Just by listening, humans infer a host of useful information about events in the world. Much is known about peripheral auditory processing, but auditory cortex remains poorly understood, particularly in computational terms. Here I will talk about my work exploring computational properties of cortical responses through the lens of invariance.
I will first discuss how we developed an improved model of cortical responses by optimizing a hierarchical convolutional neural network to perform multiple real-world invariant recognition tasks. Despite not being trained to fit behavioral or neural data, this task-optimized neural network replicated human auditory behavior, predicted neural responses and revealed a cortical processing hierarchy, with distinct network layers mimicking response in distinct parts of auditory cortex.

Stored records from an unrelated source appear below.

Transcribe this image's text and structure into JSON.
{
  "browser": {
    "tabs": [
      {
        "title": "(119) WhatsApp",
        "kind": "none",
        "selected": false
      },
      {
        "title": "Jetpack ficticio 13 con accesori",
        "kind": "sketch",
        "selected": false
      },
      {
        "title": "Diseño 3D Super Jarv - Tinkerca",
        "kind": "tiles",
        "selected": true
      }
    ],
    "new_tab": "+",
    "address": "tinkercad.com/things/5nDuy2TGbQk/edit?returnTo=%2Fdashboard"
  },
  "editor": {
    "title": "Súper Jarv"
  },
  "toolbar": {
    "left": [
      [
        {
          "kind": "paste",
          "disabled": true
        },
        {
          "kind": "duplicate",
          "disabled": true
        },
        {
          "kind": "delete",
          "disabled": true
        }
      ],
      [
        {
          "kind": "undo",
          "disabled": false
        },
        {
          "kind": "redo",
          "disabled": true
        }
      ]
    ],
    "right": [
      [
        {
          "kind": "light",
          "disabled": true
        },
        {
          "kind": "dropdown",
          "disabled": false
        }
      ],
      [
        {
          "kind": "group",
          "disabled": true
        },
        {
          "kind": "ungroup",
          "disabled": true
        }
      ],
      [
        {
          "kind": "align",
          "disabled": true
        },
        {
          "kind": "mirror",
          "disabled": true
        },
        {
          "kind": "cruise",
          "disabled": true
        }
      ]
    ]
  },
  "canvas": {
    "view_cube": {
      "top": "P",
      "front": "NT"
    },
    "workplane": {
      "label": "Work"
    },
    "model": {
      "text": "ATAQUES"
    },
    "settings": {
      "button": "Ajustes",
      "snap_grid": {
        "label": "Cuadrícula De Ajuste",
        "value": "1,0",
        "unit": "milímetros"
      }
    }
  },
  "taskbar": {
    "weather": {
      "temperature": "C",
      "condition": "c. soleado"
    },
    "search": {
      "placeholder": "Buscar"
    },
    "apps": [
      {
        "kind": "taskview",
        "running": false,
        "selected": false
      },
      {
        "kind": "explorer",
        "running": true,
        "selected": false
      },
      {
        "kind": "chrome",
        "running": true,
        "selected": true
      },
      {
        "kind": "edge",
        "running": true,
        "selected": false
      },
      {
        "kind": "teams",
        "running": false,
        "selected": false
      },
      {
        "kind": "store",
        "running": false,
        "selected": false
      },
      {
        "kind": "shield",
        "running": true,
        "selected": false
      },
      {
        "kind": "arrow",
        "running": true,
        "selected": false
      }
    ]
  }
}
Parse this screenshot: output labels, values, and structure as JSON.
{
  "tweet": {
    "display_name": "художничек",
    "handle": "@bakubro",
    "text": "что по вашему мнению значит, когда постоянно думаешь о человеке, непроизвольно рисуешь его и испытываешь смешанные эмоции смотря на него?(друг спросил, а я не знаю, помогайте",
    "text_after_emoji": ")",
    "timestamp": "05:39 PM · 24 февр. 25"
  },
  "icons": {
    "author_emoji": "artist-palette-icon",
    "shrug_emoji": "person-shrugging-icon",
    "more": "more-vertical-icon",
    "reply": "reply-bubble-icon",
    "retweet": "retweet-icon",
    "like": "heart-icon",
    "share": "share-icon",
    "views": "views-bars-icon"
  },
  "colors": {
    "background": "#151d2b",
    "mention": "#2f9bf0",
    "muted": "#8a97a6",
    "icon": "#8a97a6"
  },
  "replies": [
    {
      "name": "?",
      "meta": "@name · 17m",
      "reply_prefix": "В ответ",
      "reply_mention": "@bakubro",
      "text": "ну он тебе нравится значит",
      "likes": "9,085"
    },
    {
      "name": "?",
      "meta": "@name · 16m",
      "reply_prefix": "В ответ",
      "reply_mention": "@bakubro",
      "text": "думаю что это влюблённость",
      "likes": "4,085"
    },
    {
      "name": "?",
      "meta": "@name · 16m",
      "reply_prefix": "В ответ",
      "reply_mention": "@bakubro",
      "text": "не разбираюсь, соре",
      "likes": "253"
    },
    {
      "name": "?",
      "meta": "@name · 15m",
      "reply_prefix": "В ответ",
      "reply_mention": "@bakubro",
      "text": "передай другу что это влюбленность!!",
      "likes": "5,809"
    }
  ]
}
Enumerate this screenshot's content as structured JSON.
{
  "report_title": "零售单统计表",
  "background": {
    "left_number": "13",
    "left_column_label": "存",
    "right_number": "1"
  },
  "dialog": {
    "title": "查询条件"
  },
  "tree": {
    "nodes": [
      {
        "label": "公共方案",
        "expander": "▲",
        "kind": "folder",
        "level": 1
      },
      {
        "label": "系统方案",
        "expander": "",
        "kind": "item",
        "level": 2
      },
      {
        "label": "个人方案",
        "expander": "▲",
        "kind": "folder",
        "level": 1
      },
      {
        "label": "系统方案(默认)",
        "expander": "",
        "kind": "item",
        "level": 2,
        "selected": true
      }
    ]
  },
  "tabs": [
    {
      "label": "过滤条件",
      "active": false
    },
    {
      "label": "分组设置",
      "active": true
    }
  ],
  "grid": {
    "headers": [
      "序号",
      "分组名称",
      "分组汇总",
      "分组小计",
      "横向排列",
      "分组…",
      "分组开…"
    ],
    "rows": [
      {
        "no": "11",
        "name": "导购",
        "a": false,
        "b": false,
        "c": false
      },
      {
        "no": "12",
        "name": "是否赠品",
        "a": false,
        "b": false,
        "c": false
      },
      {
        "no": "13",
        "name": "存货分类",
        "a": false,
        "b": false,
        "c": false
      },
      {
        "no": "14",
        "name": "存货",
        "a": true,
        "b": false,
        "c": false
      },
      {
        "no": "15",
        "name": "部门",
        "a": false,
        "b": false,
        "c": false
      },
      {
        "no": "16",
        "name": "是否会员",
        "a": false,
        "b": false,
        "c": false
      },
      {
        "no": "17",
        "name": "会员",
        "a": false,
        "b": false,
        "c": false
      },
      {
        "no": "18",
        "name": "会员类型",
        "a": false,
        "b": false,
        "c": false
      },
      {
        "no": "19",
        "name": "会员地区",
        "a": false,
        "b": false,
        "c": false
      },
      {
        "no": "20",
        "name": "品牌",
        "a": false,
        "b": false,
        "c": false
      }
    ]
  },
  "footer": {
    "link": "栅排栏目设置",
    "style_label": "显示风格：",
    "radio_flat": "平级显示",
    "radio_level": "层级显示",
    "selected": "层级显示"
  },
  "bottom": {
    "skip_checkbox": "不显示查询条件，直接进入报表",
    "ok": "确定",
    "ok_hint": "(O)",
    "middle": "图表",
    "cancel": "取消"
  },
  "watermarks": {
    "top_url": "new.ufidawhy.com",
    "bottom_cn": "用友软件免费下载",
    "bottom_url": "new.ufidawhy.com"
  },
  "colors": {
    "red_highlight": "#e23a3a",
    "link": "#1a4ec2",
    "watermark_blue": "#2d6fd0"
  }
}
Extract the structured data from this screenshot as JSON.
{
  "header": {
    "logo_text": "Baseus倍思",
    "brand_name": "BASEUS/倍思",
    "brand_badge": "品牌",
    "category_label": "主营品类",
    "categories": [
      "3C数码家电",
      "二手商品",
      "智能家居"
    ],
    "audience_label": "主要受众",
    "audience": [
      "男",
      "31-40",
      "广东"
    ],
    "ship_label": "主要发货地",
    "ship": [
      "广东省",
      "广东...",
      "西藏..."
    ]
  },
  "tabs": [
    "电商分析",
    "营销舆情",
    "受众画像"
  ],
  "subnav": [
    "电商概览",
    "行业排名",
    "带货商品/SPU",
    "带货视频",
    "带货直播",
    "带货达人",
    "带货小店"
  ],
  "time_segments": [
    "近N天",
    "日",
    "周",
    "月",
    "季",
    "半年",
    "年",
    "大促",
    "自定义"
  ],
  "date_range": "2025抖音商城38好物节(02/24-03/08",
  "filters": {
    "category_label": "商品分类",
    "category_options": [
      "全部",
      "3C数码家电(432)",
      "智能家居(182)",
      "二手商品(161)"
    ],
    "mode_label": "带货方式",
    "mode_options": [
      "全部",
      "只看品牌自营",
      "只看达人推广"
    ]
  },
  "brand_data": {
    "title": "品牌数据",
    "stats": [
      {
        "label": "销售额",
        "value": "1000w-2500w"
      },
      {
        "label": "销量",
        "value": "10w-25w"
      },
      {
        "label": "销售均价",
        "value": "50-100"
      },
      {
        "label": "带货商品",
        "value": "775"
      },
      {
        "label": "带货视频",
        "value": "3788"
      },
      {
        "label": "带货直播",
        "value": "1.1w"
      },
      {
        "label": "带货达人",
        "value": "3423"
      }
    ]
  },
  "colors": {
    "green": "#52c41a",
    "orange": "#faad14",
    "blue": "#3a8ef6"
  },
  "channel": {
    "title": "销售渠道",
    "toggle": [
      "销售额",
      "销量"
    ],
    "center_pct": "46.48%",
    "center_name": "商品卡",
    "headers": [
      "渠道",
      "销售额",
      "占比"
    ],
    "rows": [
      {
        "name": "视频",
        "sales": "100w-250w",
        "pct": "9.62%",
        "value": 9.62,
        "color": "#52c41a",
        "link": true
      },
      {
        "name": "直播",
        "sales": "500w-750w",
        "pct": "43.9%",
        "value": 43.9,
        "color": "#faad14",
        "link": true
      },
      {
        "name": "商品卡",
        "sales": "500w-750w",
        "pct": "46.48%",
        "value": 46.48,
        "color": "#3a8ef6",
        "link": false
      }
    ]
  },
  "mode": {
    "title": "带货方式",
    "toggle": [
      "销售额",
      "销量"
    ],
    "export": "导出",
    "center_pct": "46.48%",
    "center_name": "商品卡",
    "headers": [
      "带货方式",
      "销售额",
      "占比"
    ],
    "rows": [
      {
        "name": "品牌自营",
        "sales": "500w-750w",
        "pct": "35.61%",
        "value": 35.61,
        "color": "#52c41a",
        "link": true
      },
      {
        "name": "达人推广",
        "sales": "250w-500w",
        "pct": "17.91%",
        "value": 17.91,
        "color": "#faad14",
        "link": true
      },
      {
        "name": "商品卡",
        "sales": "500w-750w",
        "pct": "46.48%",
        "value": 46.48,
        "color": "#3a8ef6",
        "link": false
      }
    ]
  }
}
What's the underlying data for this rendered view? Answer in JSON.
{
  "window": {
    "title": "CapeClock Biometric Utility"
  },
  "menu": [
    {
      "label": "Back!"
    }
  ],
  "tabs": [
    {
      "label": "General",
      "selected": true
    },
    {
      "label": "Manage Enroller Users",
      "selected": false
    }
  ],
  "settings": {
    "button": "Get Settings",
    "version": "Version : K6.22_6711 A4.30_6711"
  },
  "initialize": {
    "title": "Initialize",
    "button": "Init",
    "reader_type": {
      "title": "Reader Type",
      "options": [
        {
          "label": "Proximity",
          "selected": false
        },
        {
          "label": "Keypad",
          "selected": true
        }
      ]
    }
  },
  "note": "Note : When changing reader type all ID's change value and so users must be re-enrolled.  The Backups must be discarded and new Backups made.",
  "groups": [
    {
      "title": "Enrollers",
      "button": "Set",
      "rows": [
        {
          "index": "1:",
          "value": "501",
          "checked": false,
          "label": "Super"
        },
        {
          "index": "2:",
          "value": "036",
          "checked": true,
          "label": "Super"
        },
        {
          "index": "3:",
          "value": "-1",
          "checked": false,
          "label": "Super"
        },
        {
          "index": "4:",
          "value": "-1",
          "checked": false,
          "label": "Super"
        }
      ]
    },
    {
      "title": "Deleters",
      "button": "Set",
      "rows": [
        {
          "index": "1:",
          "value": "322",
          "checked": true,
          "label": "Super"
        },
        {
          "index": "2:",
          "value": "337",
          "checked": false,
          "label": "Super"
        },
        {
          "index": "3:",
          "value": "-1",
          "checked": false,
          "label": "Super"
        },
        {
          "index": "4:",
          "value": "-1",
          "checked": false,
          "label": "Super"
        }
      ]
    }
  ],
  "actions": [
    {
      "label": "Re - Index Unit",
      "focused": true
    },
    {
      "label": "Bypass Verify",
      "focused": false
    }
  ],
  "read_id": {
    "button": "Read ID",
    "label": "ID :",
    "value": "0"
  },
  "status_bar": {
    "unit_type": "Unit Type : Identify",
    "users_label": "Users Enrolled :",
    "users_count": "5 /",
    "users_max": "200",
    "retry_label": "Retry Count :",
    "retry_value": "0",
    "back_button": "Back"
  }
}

Motivated in part by analyses probing the network's representations, I will then describe our work studying the neural basis of a central challenge in everyday listening: hearing sources of interest embedded in real-world background noises (e.g., a bustling coffee shop, crickets chirping). We use fMRI to compare voxel responses to natural sounds with and without real-world background noise, finding that non-primary auditory cortex is substantially more noise-robust than primary areas. These results demonstrate a representational consequence of auditory hierarchical organization.
Together, this work suggests a multi-staged hierarchy of auditory cortical computation and it begins to characterize properties of those computations.